President George W. Bush signed the light bulb ban — the brainchild of Reps. Jane Harman, D-Calif., and Fred Upton, R-Mich, — into law in 2007 as part of the Energy Independence and Security Act.
Upton is now chairman of the House Energy and Commerce Committee. While lobbying among Republicans for the position following their November 2010 election victory, he promised to seek repeal of the ban.
“We have heard the grass roots loud and clear, and will have a hearing early next Congress,” he said last December. “The last thing we wanted to do was infringe upon personal liberties — and this has been a good lesson that Congress does not always know best.”
Rep. Joe Barton, R-Texas, proposed a bill to save incandescent light bulbs in January. Barton’s measure has 62 co-sponsors, including 61 Republicans and one Democrat. A companion bill with 28 backers in the Senate is sponsored by Sen. Michael Enzi, R-Wyo.
The bills have not yet been considered in committee.
Charlotte Baker, Upton’s press secretary, said the committee will convene a hearing on lighting efficiency standards in June, but she would not say whether Barton’s bill will be included.
Without traditional light bulbs, Americans will choose among compact fluorescent bulbs, halogens and light-emitting diodes. Conventional 100-watt bulbs cost around 58 cents, compared with $2 for a CFL and $8.50 for a halogen.
Consumers complain that the light cast by CFLs has a yellow or blue tint, that it flickers and causes headaches, that the bulbs hum, and that they take at least five minutes to reach full brightness.
In addition, CFLs contain mercury, and the Energy Department has promulgated complex rules for their disposal.
Those instructions include leaving a room for 15 minutes and turning off forced air heating and cooling. Broken CFLs shouldn’t be swept up with brooms or vacuum cleaners, but scooped up using stiff paper and placed in canning jars or sealed plastic bags. Afterward, the last fragments should be collected with sticky tape or wet wipes.
This isn’t something people want to do when they break bulbs. They just want to sweep them up, throw them in the trash and get on with their day.
When CFLs stop working, they cannot be placed in the garbage, according to the Environmental Protection Agency. They must be turned in at special recycling centers.
Whereas incandescent bulbs are made in America in plants such as Osram Sylvania’s Kentucky facility, Philips, Osram Sylvania and General Electric have always made the vast majority of CFLs in China. Twisting the glass into a CFL’s spiral shape is highly labor-intensive.
One American plant capable of producing CFLs, Neptun, opened in Lake Bluff, Ill., with funding from the stimulus program, but that is the exception rather than the rule. Additional CFL plants are unlikely to open in America because of high labor costs.

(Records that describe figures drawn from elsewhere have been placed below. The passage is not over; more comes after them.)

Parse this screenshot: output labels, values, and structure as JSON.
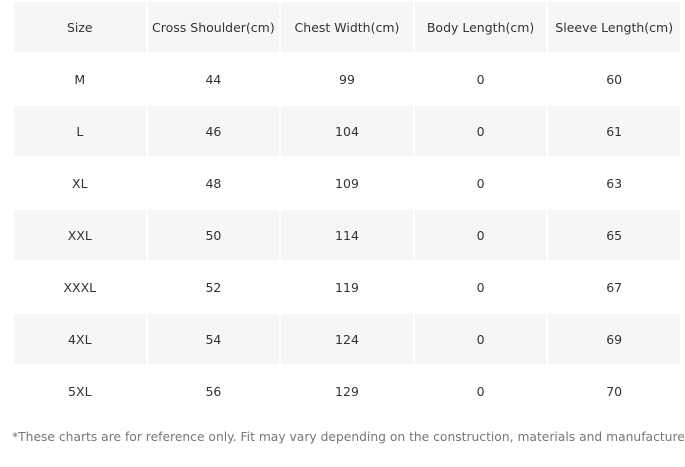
{
  "table": {
    "headers": [
      "Size",
      "Cross Shoulder(cm)",
      "Chest Width(cm)",
      "Body Length(cm)",
      "Sleeve Length(cm)"
    ],
    "rows": [
      [
        "M",
        "44",
        "99",
        "0",
        "60"
      ],
      [
        "L",
        "46",
        "104",
        "0",
        "61"
      ],
      [
        "XL",
        "48",
        "109",
        "0",
        "63"
      ],
      [
        "XXL",
        "50",
        "114",
        "0",
        "65"
      ],
      [
        "XXXL",
        "52",
        "119",
        "0",
        "67"
      ],
      [
        "4XL",
        "54",
        "124",
        "0",
        "69"
      ],
      [
        "5XL",
        "56",
        "129",
        "0",
        "70"
      ]
    ]
  },
  "footnote": "*These charts are for reference only. Fit may vary depending on the construction, materials and manufacturer.",
  "colors": {
    "shaded_row": "#f6f6f6",
    "text": "#333333",
    "footnote_text": "#777777"
  }
}
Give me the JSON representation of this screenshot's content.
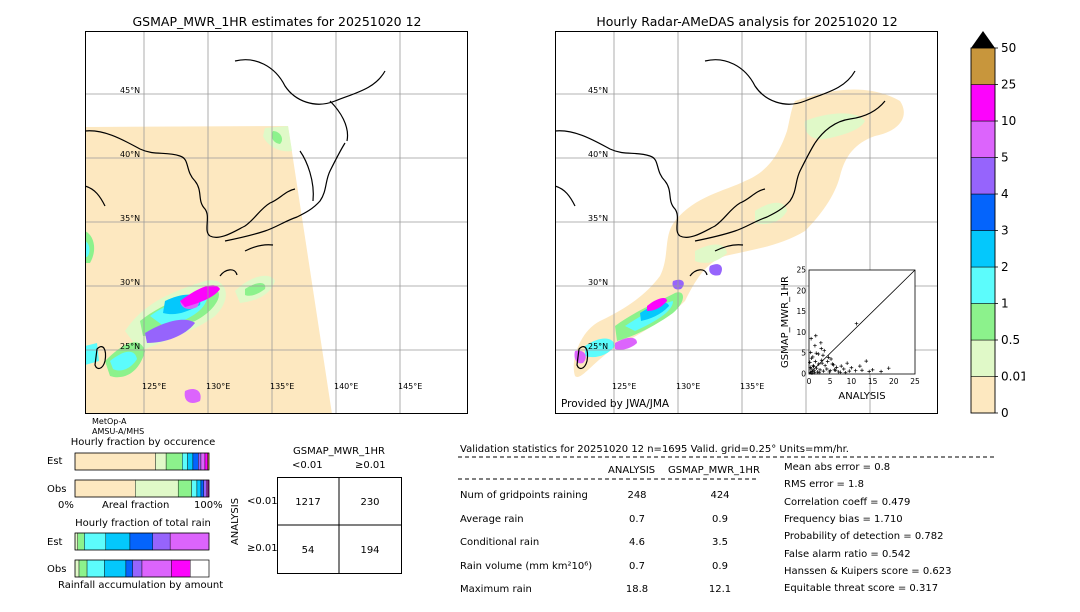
{
  "left_map": {
    "title": "GSMAP_MWR_1HR estimates for 20251020 12",
    "lat_labels": [
      "45°N",
      "40°N",
      "35°N",
      "30°N",
      "25°N"
    ],
    "lon_labels": [
      "125°E",
      "130°E",
      "135°E",
      "140°E",
      "145°E"
    ],
    "sensor_lines": [
      "MetOp-A",
      "AMSU-A/MHS"
    ]
  },
  "right_map": {
    "title": "Hourly Radar-AMeDAS analysis for 20251020 12",
    "lat_labels": [
      "45°N",
      "40°N",
      "35°N",
      "30°N",
      "25°N"
    ],
    "lon_labels": [
      "125°E",
      "130°E",
      "135°E"
    ],
    "credit": "Provided by JWA/JMA"
  },
  "colorbar": {
    "labels": [
      "0",
      "0.01",
      "0.5",
      "1",
      "2",
      "3",
      "4",
      "5",
      "10",
      "25",
      "50"
    ],
    "colors": [
      "#fde8c0",
      "#e0f9c8",
      "#8cf28c",
      "#5cfcfc",
      "#04c8fc",
      "#0464fc",
      "#9664fc",
      "#dc64fc",
      "#fc04fc",
      "#c8963c"
    ],
    "over_color": "#000000"
  },
  "scatter": {
    "xlabel": "ANALYSIS",
    "ylabel": "GSMAP_MWR_1HR",
    "ticks": [
      "0",
      "5",
      "10",
      "15",
      "20",
      "25"
    ]
  },
  "chart_data": {
    "type": "scatter",
    "x": [
      0.3,
      0.5,
      0.8,
      1.0,
      1.2,
      1.5,
      1.8,
      2.0,
      2.3,
      2.6,
      3.0,
      3.4,
      3.8,
      4.2,
      4.6,
      5.0,
      5.5,
      6.0,
      6.5,
      7.0,
      7.6,
      8.2,
      9.0,
      10.0,
      11.0,
      12.0,
      13.5,
      15.0,
      17.0,
      18.8,
      0.4,
      0.9,
      1.4,
      2.2,
      2.8,
      3.6,
      4.4,
      5.2,
      6.3,
      7.4,
      0.2,
      0.6,
      1.1,
      1.7,
      2.4,
      3.1,
      0.3,
      0.7,
      1.3,
      4.8,
      9.5,
      12.5,
      14.2,
      0.5,
      1.6,
      2.9,
      3.3,
      5.8,
      8.6,
      11.2
    ],
    "y": [
      0.4,
      1.2,
      0.6,
      2.0,
      0.9,
      3.0,
      1.4,
      0.5,
      2.4,
      1.0,
      3.3,
      0.7,
      2.0,
      1.2,
      4.0,
      0.8,
      2.4,
      1.0,
      1.6,
      0.5,
      1.9,
      1.2,
      2.6,
      1.5,
      0.8,
      1.9,
      3.1,
      1.0,
      0.6,
      1.4,
      5.2,
      4.1,
      6.8,
      4.8,
      7.5,
      5.6,
      3.0,
      3.6,
      0.9,
      0.4,
      2.8,
      3.8,
      1.8,
      5.0,
      0.3,
      2.6,
      1.6,
      0.2,
      0.3,
      0.5,
      0.7,
      0.9,
      0.6,
      8.5,
      9.2,
      6.1,
      4.5,
      2.2,
      0.3,
      12.1
    ],
    "xlim": [
      0,
      25
    ],
    "ylim": [
      0,
      25
    ],
    "xlabel": "ANALYSIS",
    "ylabel": "GSMAP_MWR_1HR"
  },
  "fraction_occurrence": {
    "title": "Hourly fraction by occurence",
    "est_label": "Est",
    "obs_label": "Obs",
    "axis_left": "0%",
    "axis_mid": "Areal fraction",
    "axis_right": "100%",
    "est_segments": [
      0.6,
      0.08,
      0.12,
      0.04,
      0.04,
      0.04,
      0.02,
      0.03,
      0.02,
      0.01
    ],
    "obs_segments": [
      0.45,
      0.32,
      0.1,
      0.04,
      0.03,
      0.02,
      0.02,
      0.01,
      0.007,
      0.003
    ]
  },
  "fraction_total": {
    "title": "Hourly fraction of total rain",
    "est_label": "Est",
    "obs_label": "Obs",
    "footer": "Rainfall accumulation by amount",
    "est_segments": [
      0.0,
      0.02,
      0.05,
      0.16,
      0.18,
      0.17,
      0.13,
      0.29,
      0.0,
      0.0
    ],
    "obs_segments": [
      0.0,
      0.03,
      0.06,
      0.13,
      0.16,
      0.05,
      0.07,
      0.22,
      0.14,
      0.0
    ]
  },
  "contingency": {
    "title": "GSMAP_MWR_1HR",
    "col_lt": "<0.01",
    "col_ge": "≥0.01",
    "row_lt": "<0.01",
    "row_ge": "≥0.01",
    "side_label": "ANALYSIS",
    "cells": [
      "1217",
      "230",
      "54",
      "194"
    ]
  },
  "validation": {
    "header": "Validation statistics for 20251020 12  n=1695 Valid. grid=0.25° Units=mm/hr.",
    "col_a": "ANALYSIS",
    "col_b": "GSMAP_MWR_1HR",
    "rows": [
      {
        "label": "Num of gridpoints raining",
        "a": "248",
        "b": "424"
      },
      {
        "label": "Average rain",
        "a": "0.7",
        "b": "0.9"
      },
      {
        "label": "Conditional rain",
        "a": "4.6",
        "b": "3.5"
      },
      {
        "label": "Rain volume (mm km²10⁶)",
        "a": "0.7",
        "b": "0.9"
      },
      {
        "label": "Maximum rain",
        "a": "18.8",
        "b": "12.1"
      }
    ],
    "scores": [
      "Mean abs error =    0.8",
      "RMS error =    1.8",
      "Correlation coeff =  0.479",
      "Frequency bias =  1.710",
      "Probability of detection =  0.782",
      "False alarm ratio =  0.542",
      "Hanssen & Kuipers score =  0.623",
      "Equitable threat score =  0.317"
    ]
  }
}
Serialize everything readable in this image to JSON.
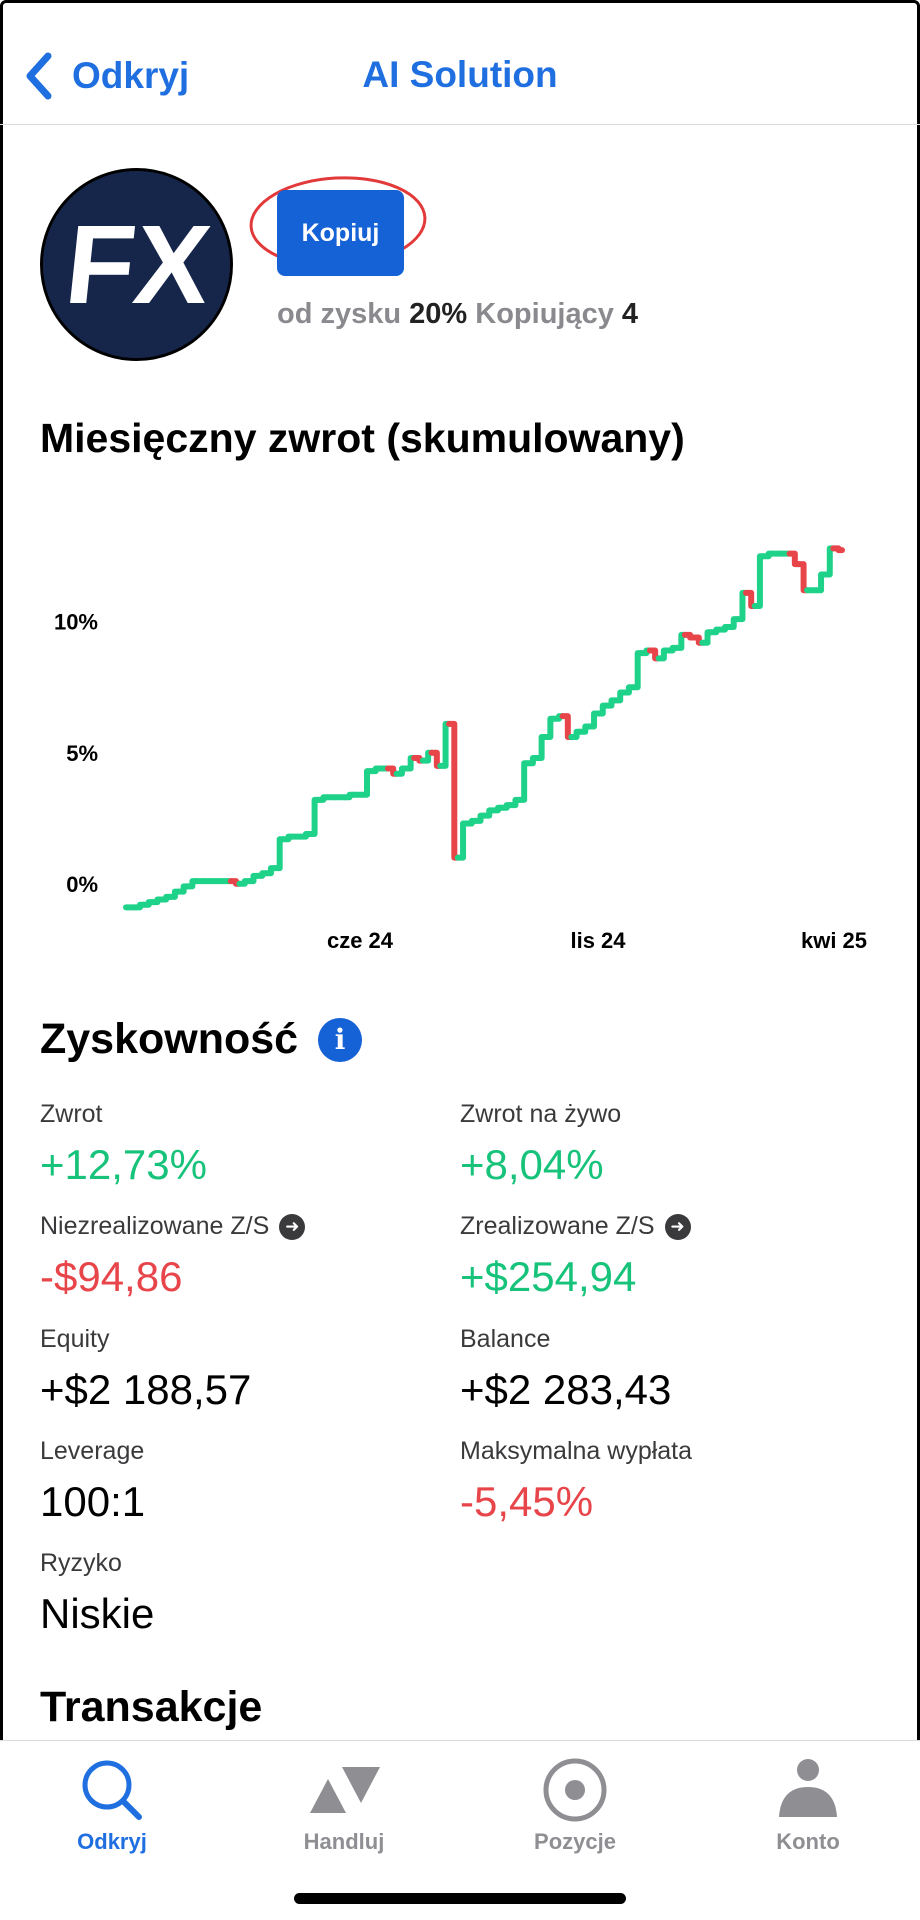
{
  "nav": {
    "back_label": "Odkryj",
    "title": "AI Solution"
  },
  "profile": {
    "avatar_text": "FX",
    "copy_label": "Kopiuj",
    "profit_label": "od zysku",
    "profit_value": "20%",
    "copiers_label": "Kopiujący",
    "copiers_value": "4"
  },
  "chart_title": "Miesięczny zwrot (skumulowany)",
  "chart_data": {
    "type": "line",
    "title": "Miesięczny zwrot (skumulowany)",
    "xlabel": "",
    "ylabel": "",
    "x_ticks": [
      "cze 24",
      "lis 24",
      "kwi 25"
    ],
    "y_ticks": [
      "0%",
      "5%",
      "10%"
    ],
    "ylim": [
      -1,
      13.5
    ],
    "grid": false,
    "colors": {
      "up": "#1fd28a",
      "down": "#e8454a"
    },
    "series": [
      {
        "values": [
          -0.9,
          -0.9,
          -0.8,
          -0.7,
          -0.6,
          -0.5,
          -0.3,
          -0.1,
          0.1,
          0.1,
          0.1,
          0.1,
          0.1,
          0.0,
          0.1,
          0.3,
          0.4,
          0.6,
          1.7,
          1.8,
          1.8,
          1.9,
          3.2,
          3.3,
          3.3,
          3.3,
          3.4,
          3.4,
          4.3,
          4.4,
          4.4,
          4.2,
          4.4,
          4.8,
          4.7,
          5.0,
          4.5,
          6.1,
          1.0,
          2.3,
          2.4,
          2.6,
          2.8,
          2.9,
          3.0,
          3.2,
          4.6,
          4.8,
          5.6,
          6.3,
          6.4,
          5.6,
          5.8,
          6.0,
          6.5,
          6.8,
          7.0,
          7.3,
          7.5,
          8.8,
          8.9,
          8.6,
          8.9,
          9.0,
          9.5,
          9.4,
          9.2,
          9.6,
          9.7,
          9.8,
          10.1,
          11.1,
          10.6,
          12.5,
          12.6,
          12.6,
          12.6,
          12.2,
          11.2,
          11.2,
          11.8,
          12.8,
          12.73
        ]
      }
    ]
  },
  "profitability": {
    "title": "Zyskowność",
    "metrics": [
      {
        "label": "Zwrot",
        "value": "+12,73%"
      },
      {
        "label": "Zwrot na żywo",
        "value": "+8,04%"
      },
      {
        "label": "Niezrealizowane Z/S",
        "value": "-$94,86"
      },
      {
        "label": "Zrealizowane Z/S",
        "value": "+$254,94"
      },
      {
        "label": "Equity",
        "value": "+$2 188,57"
      },
      {
        "label": "Balance",
        "value": "+$2 283,43"
      },
      {
        "label": "Leverage",
        "value": "100:1"
      },
      {
        "label": "Maksymalna wypłata",
        "value": "-5,45%"
      },
      {
        "label": "Ryzyko",
        "value": "Niskie"
      }
    ],
    "colors": {
      "positive": "#17c37b",
      "negative": "#e8454a"
    }
  },
  "transactions_title": "Transakcje",
  "tabs": [
    {
      "label": "Odkryj",
      "icon": "search-icon",
      "active": true
    },
    {
      "label": "Handluj",
      "icon": "trade-icon",
      "active": false
    },
    {
      "label": "Pozycje",
      "icon": "positions-icon",
      "active": false
    },
    {
      "label": "Konto",
      "icon": "account-icon",
      "active": false
    }
  ]
}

Consumers should be free to choose the light bulbs they prefer. If Congress believes consumers should conserve energy, it can impose a tax on certain light bulb models, or on electricity in general.
Americans start to lose incandescent bulbs in 211 days. If Congress were enlightened, it would repeal this dim law.
Examiner Columnist Diana Furchtgott-Roth, former chief economist at the U.S. Department of Labor, is a senior fellow at the Hudson Institute.